Virtual reality and augmented reality headsets have been taking the video game market by storm, allowing players to immerse themselves into new worlds and interact freely with games from their living rooms. Now that the technology is advancing, eye-care researchers and technology companies are beginning to figure out new ways to develop these devices to benefit the lives of patients with age-related macular degeneration.

VR vs. AR

Many people who’ve tested head mounted displays understand the difference between VR and AR, but there are also differences to how these technologies impact AMD patients.

“Virtual reality technology helps you immerse with the virtual world of your interest in which you’re not connected to the real world,” explains Sarika Gopalakrishnan, PhD, a post-doctoral research fellow at Envision Research Institute. “Augmented reality is very different. That helps enhance the view of the real world, which is incorporated in most of the electronic vision enhancement systems for low vision.” Although Dr. Gopalakrishnan prefaces that AR technology devices control the majority of the wearable electronic vision enhancement system (wEVES) landscape, there are devices with VR capabilities that can benefit patients with AMD.

“The lines between VR and AR are blurring as new devices come along, but typically VR produces a wider field of view and a brighter image than AR-style devices,” says Andrew Miller, MS, a post-graduate researcher for the Vision and Hearing Science Research Center at Anglia Ruskin University in Cambridge, UK. “These features are clearly of potential benefit to people with vision impairment.”

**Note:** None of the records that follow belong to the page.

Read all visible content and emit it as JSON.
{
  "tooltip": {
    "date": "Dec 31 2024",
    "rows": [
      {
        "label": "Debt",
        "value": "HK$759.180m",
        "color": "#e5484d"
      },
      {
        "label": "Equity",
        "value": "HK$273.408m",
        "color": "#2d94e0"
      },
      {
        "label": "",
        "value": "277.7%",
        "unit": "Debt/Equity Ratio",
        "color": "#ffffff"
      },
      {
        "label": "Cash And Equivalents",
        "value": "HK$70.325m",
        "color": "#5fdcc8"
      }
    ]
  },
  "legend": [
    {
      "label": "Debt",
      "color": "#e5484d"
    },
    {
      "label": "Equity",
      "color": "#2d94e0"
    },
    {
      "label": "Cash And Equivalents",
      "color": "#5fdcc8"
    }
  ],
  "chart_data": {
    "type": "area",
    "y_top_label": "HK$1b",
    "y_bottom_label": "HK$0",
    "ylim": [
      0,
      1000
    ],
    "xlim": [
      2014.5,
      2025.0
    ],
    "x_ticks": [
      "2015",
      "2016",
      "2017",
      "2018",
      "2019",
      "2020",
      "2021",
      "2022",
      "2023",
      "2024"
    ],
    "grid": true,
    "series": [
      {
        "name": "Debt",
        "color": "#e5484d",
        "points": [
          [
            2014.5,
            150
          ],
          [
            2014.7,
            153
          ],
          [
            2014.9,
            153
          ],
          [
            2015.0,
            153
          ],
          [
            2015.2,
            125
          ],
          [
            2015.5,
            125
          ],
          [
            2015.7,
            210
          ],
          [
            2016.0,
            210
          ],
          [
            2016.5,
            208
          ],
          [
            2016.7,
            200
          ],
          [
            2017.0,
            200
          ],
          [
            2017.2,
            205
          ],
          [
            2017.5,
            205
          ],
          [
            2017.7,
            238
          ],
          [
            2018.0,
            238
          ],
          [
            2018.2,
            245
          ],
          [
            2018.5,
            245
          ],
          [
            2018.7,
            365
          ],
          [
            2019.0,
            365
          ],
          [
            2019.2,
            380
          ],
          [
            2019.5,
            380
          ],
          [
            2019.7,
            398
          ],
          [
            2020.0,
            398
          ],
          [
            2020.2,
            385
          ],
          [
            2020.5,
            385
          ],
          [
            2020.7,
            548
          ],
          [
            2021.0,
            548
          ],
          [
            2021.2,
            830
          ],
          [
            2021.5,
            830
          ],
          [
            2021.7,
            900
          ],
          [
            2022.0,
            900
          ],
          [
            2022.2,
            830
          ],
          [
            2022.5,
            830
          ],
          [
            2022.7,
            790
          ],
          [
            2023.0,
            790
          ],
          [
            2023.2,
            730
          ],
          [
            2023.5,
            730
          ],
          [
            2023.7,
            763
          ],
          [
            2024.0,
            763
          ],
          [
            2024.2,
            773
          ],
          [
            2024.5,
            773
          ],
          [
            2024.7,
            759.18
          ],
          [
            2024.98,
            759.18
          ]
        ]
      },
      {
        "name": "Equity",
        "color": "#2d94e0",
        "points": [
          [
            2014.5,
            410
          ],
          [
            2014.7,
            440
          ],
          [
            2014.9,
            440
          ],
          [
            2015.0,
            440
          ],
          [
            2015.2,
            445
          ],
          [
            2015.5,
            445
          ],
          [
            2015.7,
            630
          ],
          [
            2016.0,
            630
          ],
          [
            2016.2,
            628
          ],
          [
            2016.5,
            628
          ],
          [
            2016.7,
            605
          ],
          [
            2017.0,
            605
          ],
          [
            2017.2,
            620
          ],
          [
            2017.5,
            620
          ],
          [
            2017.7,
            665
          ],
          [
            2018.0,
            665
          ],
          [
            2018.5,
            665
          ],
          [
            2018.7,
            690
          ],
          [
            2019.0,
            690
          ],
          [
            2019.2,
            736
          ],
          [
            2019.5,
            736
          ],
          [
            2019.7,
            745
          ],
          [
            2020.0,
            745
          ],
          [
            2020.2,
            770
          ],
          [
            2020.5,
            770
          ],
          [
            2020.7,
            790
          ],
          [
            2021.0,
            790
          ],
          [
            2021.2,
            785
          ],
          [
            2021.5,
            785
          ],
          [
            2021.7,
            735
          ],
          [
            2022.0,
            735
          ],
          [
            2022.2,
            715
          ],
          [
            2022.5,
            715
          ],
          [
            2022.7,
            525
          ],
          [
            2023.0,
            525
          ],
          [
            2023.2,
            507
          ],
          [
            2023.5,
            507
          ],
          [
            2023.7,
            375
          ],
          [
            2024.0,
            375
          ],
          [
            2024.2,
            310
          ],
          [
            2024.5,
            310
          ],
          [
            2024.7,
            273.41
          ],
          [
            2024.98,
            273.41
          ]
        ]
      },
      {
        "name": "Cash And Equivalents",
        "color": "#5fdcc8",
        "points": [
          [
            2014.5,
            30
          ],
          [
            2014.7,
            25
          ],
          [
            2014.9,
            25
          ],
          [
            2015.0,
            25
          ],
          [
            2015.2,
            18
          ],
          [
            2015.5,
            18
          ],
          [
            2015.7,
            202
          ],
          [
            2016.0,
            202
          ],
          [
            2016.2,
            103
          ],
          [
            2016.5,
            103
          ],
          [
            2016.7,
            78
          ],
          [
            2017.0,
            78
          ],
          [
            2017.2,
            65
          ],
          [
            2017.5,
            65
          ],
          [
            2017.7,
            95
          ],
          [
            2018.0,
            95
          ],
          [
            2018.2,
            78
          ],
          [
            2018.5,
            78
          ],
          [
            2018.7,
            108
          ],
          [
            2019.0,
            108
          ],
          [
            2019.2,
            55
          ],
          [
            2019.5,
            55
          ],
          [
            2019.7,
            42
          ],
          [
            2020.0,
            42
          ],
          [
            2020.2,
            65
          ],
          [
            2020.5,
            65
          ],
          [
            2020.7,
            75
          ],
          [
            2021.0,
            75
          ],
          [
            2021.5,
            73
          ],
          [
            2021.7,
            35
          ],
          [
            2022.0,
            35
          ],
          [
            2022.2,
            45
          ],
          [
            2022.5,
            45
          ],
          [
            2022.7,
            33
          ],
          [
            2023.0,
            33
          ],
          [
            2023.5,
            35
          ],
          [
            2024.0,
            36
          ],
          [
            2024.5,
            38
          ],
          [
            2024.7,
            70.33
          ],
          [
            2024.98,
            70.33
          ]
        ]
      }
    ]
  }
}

There may be a reason for why most wEVES use AR technology rather than VR. “VR-style devices tend to be heavier and are often housed in an enclosed headset compared to a much lighter and more open AR equivalent,” says Dr. Miller. “The weight of the VR devices has been shown by others to be off-putting and a cause for abandonment of wEVES. When we showed devices to people with AMD, we found a very similar initial response with people questioning if they would be able to use them for anticipated tasks as well as thinking their appearance was strange and off-putting rather than high-tech.”

wEVES and Ocular Diseases

It should be understood that wEVES aren’t solely marketed towards AMD. Rather, they can be used for a number of low-vision conditions and pathologies. “My research work has proved that these augmented reality devices not only help people with AMD, but with most of the ocular conditions that cause low vision,” says Dr. Gopalakrishnan. “So, most of these head-mounted displays are designed with a wide range of magnification, variable contrast, adjustable brightness, different viewing modes, along with image enhancements, which help the eye to process the same images much easier. That’s how these devices are helpful for anyone with low vision. These devices are helping people perform their vision functions more efficiently and independently.”

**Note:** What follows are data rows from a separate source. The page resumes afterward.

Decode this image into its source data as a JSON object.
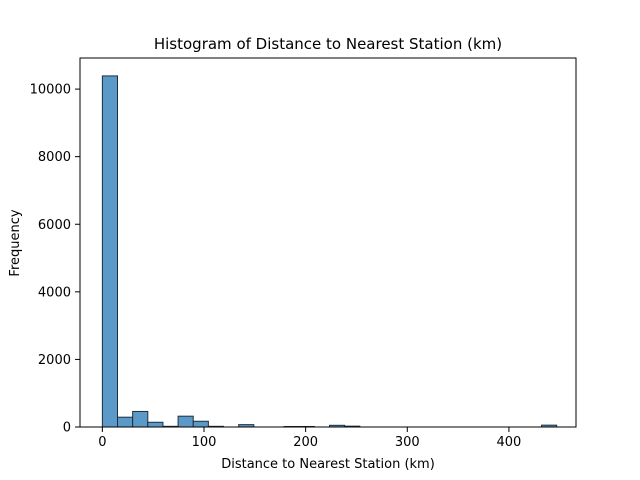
{
  "chart_data": {
    "type": "bar",
    "title": "Histogram of Distance to Nearest Station (km)",
    "xlabel": "Distance to Nearest Station (km)",
    "ylabel": "Frequency",
    "xlim": [
      -22,
      466
    ],
    "ylim": [
      0,
      10920
    ],
    "xticks": [
      0,
      100,
      200,
      300,
      400
    ],
    "yticks": [
      0,
      2000,
      4000,
      6000,
      8000,
      10000
    ],
    "bin_width": 14.9,
    "bins": [
      {
        "x0": 0.0,
        "value": 10390
      },
      {
        "x0": 14.9,
        "value": 290
      },
      {
        "x0": 29.8,
        "value": 460
      },
      {
        "x0": 44.7,
        "value": 140
      },
      {
        "x0": 59.6,
        "value": 20
      },
      {
        "x0": 74.5,
        "value": 320
      },
      {
        "x0": 89.4,
        "value": 170
      },
      {
        "x0": 104.3,
        "value": 20
      },
      {
        "x0": 119.2,
        "value": 0
      },
      {
        "x0": 134.1,
        "value": 70
      },
      {
        "x0": 149.0,
        "value": 0
      },
      {
        "x0": 163.9,
        "value": 0
      },
      {
        "x0": 178.8,
        "value": 15
      },
      {
        "x0": 193.7,
        "value": 15
      },
      {
        "x0": 208.6,
        "value": 0
      },
      {
        "x0": 223.5,
        "value": 50
      },
      {
        "x0": 238.4,
        "value": 25
      },
      {
        "x0": 253.3,
        "value": 0
      },
      {
        "x0": 268.2,
        "value": 0
      },
      {
        "x0": 283.1,
        "value": 0
      },
      {
        "x0": 298.0,
        "value": 0
      },
      {
        "x0": 312.9,
        "value": 0
      },
      {
        "x0": 327.8,
        "value": 0
      },
      {
        "x0": 342.7,
        "value": 0
      },
      {
        "x0": 357.6,
        "value": 0
      },
      {
        "x0": 372.5,
        "value": 0
      },
      {
        "x0": 387.4,
        "value": 0
      },
      {
        "x0": 402.3,
        "value": 0
      },
      {
        "x0": 417.2,
        "value": 0
      },
      {
        "x0": 432.1,
        "value": 55
      }
    ],
    "grid": false,
    "bar_color": "#5b9ac8",
    "edge_color": "#1f2f3f"
  }
}
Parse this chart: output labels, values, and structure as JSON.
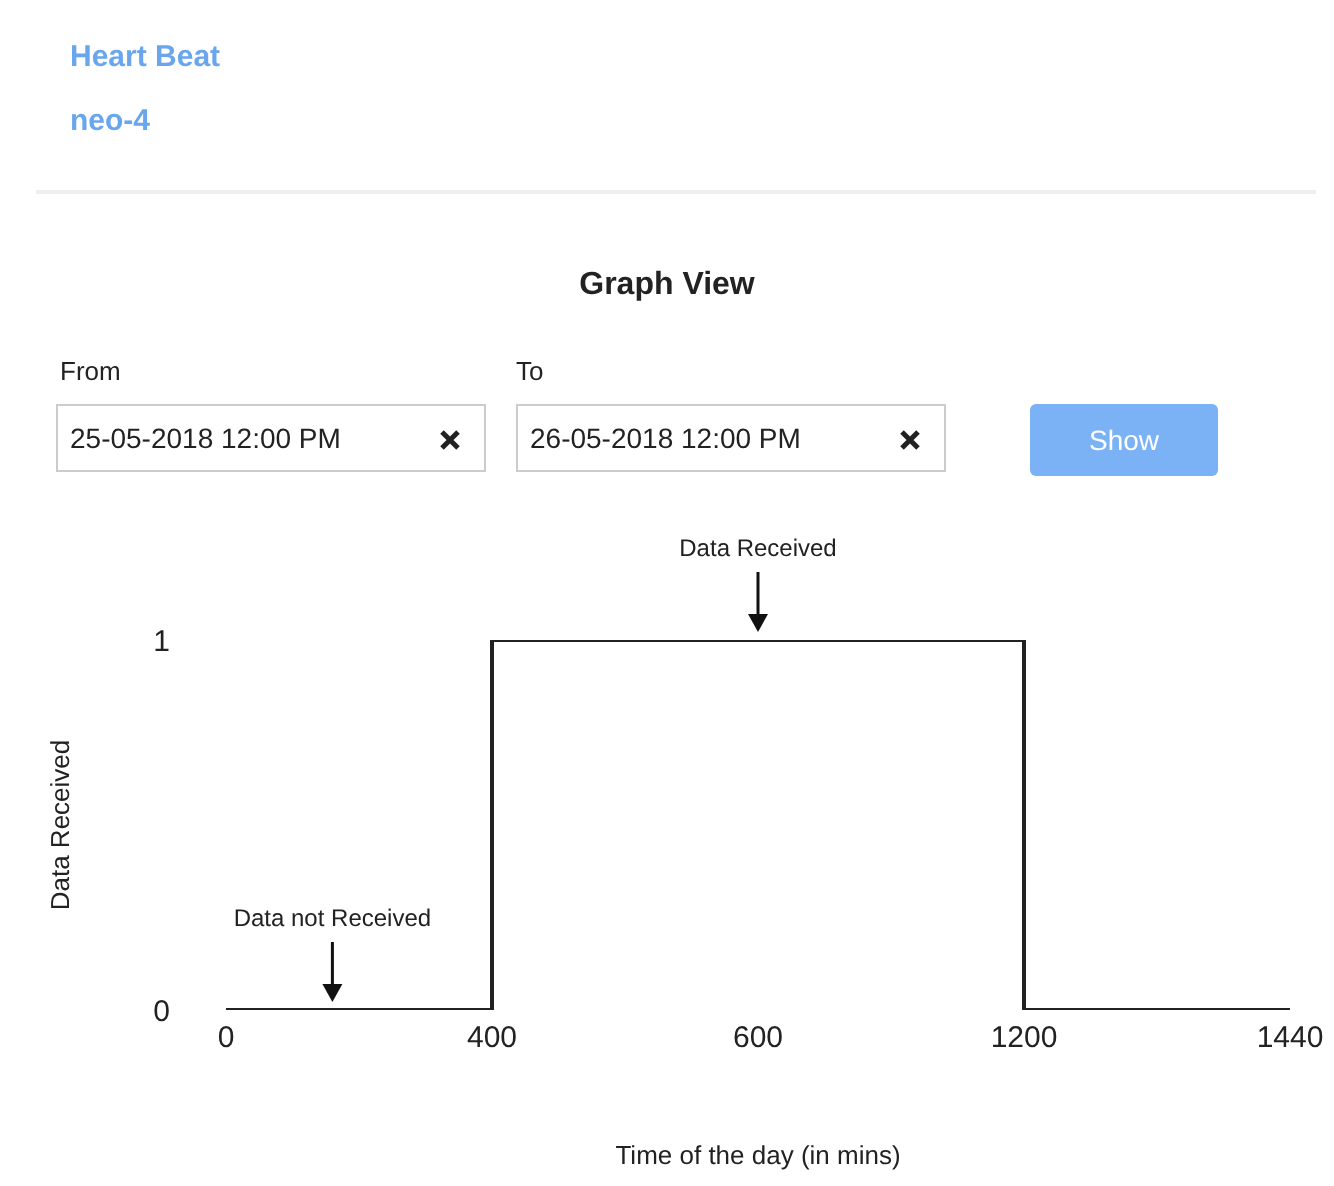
{
  "chart_data": {
    "type": "step",
    "title": "Graph View",
    "xlabel": "Time of the day (in mins)",
    "ylabel": "Data Received",
    "categories": [
      "0",
      "400",
      "600",
      "1200",
      "1440"
    ],
    "series": [
      {
        "color": "#222222",
        "values": [
          0,
          1,
          1,
          0,
          0
        ]
      }
    ],
    "ylim": [
      0,
      1
    ],
    "yticks": [
      0,
      1
    ],
    "grid": false,
    "legend": false,
    "marker": "none",
    "line_style": "solid",
    "annotations": [
      "Heart Beat",
      "neo-4",
      "From",
      "To",
      "25-05-2018 12:00 PM",
      "26-05-2018 12:00 PM",
      "Show",
      "Data Received",
      "Data not Received"
    ]
  }
}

In one of her studies, Dr. Gopalakrishnan has found that these devices work well for patients with cone dystrophy, retinitis pigmentosa and optic atrophy along with AMD.1 She explained that most devices in Western countries are marketed towards AMD, but these devices also provide comprehensive lists online for all ocular conditions that could benefit from the use of wEVES. For example, eSight lists the following conditions on their website:

  • cataracts;
  • central vision loss;
  • cone rod dystrophy;
  • diabetic retinopathy;
  • diabetic vision loss;
  • glaucoma;
  • legal blindness;
  • macular degeneration;
  • ocular albinism;
  • optic atrophy;
  • optic nerve hypoplasia;
  • retinopathy of prematurity; and
  • Stargardt disease.

Research has shown that wEVES may benefit a low-vision patient’s visual acuity. In Dr. Gopalakrishnan’s study on the role of head-mounted augmented reality devices on improving visual functions of individuals with low vision, she observed 100 patients with ocular conditions presented earlier in this article.1 The patients’ distance visual acuity improved from 1.1 (0.7) to 0.15 (0.6) logMAR when using an AR device. Also, their near vision improved from 0.6 (0.7) to 0.3 (0.1) logMAR and their visual function score improved from 0.35 (0.26) to 1.89 (1.90).

“We need to be clear in understanding that these devices aren’t a replacement treatment for AMD or any other disease,” cautions Dr. Gopalakrishnan. “So, people need to follow the advice from their ophthalmologist to control the progression of their ocular condition, including AMD. Medical treatment, or surgical treatment, is the first level of treatment. These devices aren’t considered to be treatment options. These are additional enhancement devices. If nothing works for them, either surgically or medically, and the ophthalmologist has tried their best to improve their patient’s vision, but it’s not at 100 percent, then to fill that gap, these devices can help make it 100 percent.